Recent First Amendment Cases Swing Pendulum Against Employees in Free Speech Cases
Wed, 02/17/2010

Cases interpreting the First Amendment rights of public employees have consistently held that such employees do not lose, and are not subject to a lesser, First Amendment protection simply by virtue of their public employment.  However, an alarming trend of recent cases has limited the ability of public employees to challenge retaliatory actions by employers only to those occasions where the employee has spoken on a matter of public concern as a citizen, rather than as an employee.

 

Beginning with the US Supreme Court's holding in Garcetti v. Ceballos, 547 US 410 (2006), Courts are distinguishing between a public employee's speech as a citizen versus as an employee. Ceballos was a deputy district attorney for the LA District Attorney's Office who became concerned that a deputy had falsified an affidavit for a search warrant. Ceballos told his supervisors of his concerns and submitted a memorandum in which he recommended dismissal of the case. Despite Ceballos's concerns, the prosecution continued. During a hearing on a defense motion to suppress the evidence obtained from the disputed warrant, Ceballos was called as a witness by the defense to recount his opinion.  The court denied the motion and upheld the warrant.  Ceballos claimed that he was subsequently retaliated against by way of punitive reassignment and denial of a promotion as a result of his conduct.

 

Ceballos eventually brought a Federal Civil Rights action asserting that his supervisors violated his Free Speech rights. The DA's office denied the retaliation and claimed that Ceballos' memo was not constitutionally protected speech under the First Amendment. The District Court granted summary judgement concluding that Ceballos wrote his memo pursuant to the duties of his employment and thus was not entitled to First Amendment protection for the memo's contents. The Court of Appeals, Ninth Circuit, reversed, and held that Ceballos's criticism of the warrant in the memo constituted protected speech under the First Amendment.

 

The Supreme Court, in a 5-4 decision authored by Justice Anthony Kennedy, held that the First Amendment does not prevent employees from being disciplined for statements they make pursuant to discharging their professional responsibilities. The Court wrote that Ceballos was still free to engage in public debate about matters of public concern,  but in the present instance wrote the memo as part of his job and thus the government was not prohibited from "evaluating his performance" by way of the disputed actions.

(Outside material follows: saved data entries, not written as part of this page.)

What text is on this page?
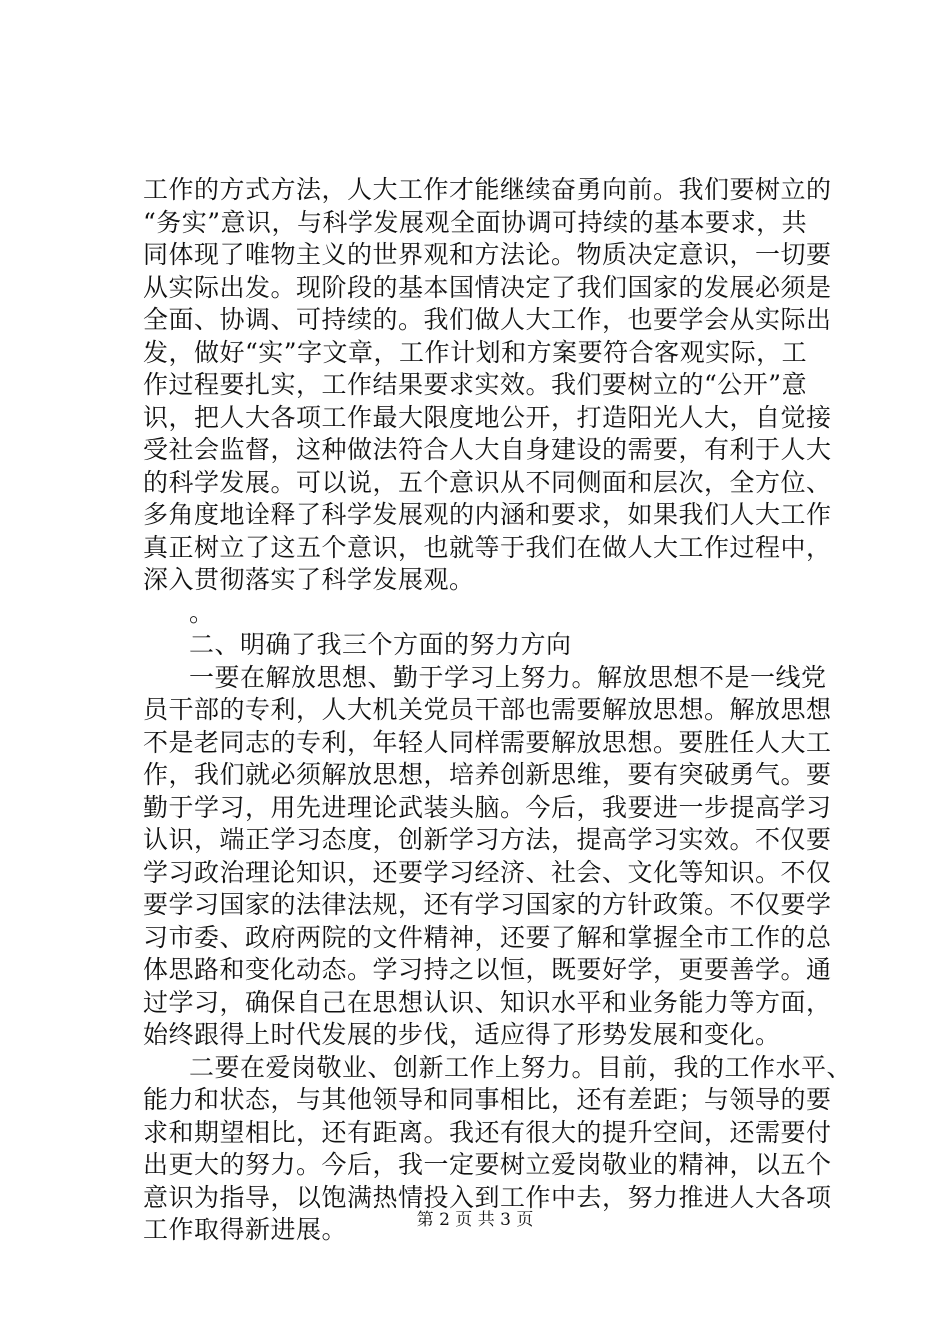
工作的方式方法，人大工作才能继续奋勇向前。我们要树立的
“务实”意识，与科学发展观全面协调可持续的基本要求，共
同体现了唯物主义的世界观和方法论。物质决定意识，一切要
从实际出发。现阶段的基本国情决定了我们国家的发展必须是
全面、协调、可持续的。我们做人大工作，也要学会从实际出
发，做好“实”字文章，工作计划和方案要符合客观实际，工
作过程要扎实，工作结果要求实效。我们要树立的“公开”意
识，把人大各项工作最大限度地公开，打造阳光人大，自觉接
受社会监督，这种做法符合人大自身建设的需要，有利于人大
的科学发展。可以说，五个意识从不同侧面和层次，全方位、
多角度地诠释了科学发展观的内涵和要求，如果我们人大工作
真正树立了这五个意识，也就等于我们在做人大工作过程中，
深入贯彻落实了科学发展观。
。
二、明确了我三个方面的努力方向
一要在解放思想、勤于学习上努力。解放思想不是一线党
员干部的专利，人大机关党员干部也需要解放思想。解放思想
不是老同志的专利，年轻人同样需要解放思想。要胜任人大工
作，我们就必须解放思想，培养创新思维，要有突破勇气。要
勤于学习，用先进理论武装头脑。今后，我要进一步提高学习
认识，端正学习态度，创新学习方法，提高学习实效。不仅要
学习政治理论知识，还要学习经济、社会、文化等知识。不仅
要学习国家的法律法规，还有学习国家的方针政策。不仅要学
习市委、政府两院的文件精神，还要了解和掌握全市工作的总
体思路和变化动态。学习持之以恒，既要好学，更要善学。通
过学习，确保自己在思想认识、知识水平和业务能力等方面，
始终跟得上时代发展的步伐，适应得了形势发展和变化。
二要在爱岗敬业、创新工作上努力。目前，我的工作水平、
能力和状态，与其他领导和同事相比，还有差距；与领导的要
求和期望相比，还有距离。我还有很大的提升空间，还需要付
出更大的努力。今后，我一定要树立爱岗敬业的精神，以五个
意识为指导，以饱满热情投入到工作中去，努力推进人大各项
工作取得新进展。	第 2 页 共 3 页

The rationale presented by the Court in limiting First Amendment protection to public statements made outside the scope of official duties was "because that is the kind of activity engaged in by citizens who do not work for the government."  The Court held that speech which "owes its existence to an employee's professional responsibilities" is not protected.

 

A subsequent decision of the Ninth Circuit in Eng v. Cooley, 552 F. 3d 1062 (9th Cir. 2009) enunciated a sequential 5-part test for determining whether speech is entitled to First Amendment protections: (1)Whether the plaintiff spoke on a matter of public concern; (2) whether the plaintiff spoke as a private citizen or public employee (3) whether plaintiff's protected speech was a motivating factor in the adverse employment action; (4) whether the state had an adequate justification for treating the employee differently from other members of the general public; and (5) whether the state would have taken the adverse employment action even absent the protected speech. A negative answer to any question would end the inquiry and require rejection of the claim.

 

A later Ninth Circuit decision, Huppert v. City of Pittsburg, 574 F.3d 696 (9th Cir. 2009) applied the principles in Ceballos, when it held that two police officers who claimed they were retaliated against for speaking out about corruption within their own police department did not engage in Constitutionally protected speech because the officers spoke as employees, rather than as citizens.  The Court, citing to prior cases, found that the duties of officers included "preventing the commission of crime, assisting in its detection, and disclosing all information known to them which may lead to the apprehension and punishment of" criminals.  Thus, the officers' speech occurred within the course of their duties as law enforcement officials.

 

While free speech is not dead for public employees, the recent cases show that the pendulum is swinging in the "wrong" direction.  Clients need be cautious when speaking in a manner critical of their employers and are urged to consult with legal counsel if in doubt about their rights and protections before doing so, especially in any forum that may cause the speech to be regarded as part of their job duties.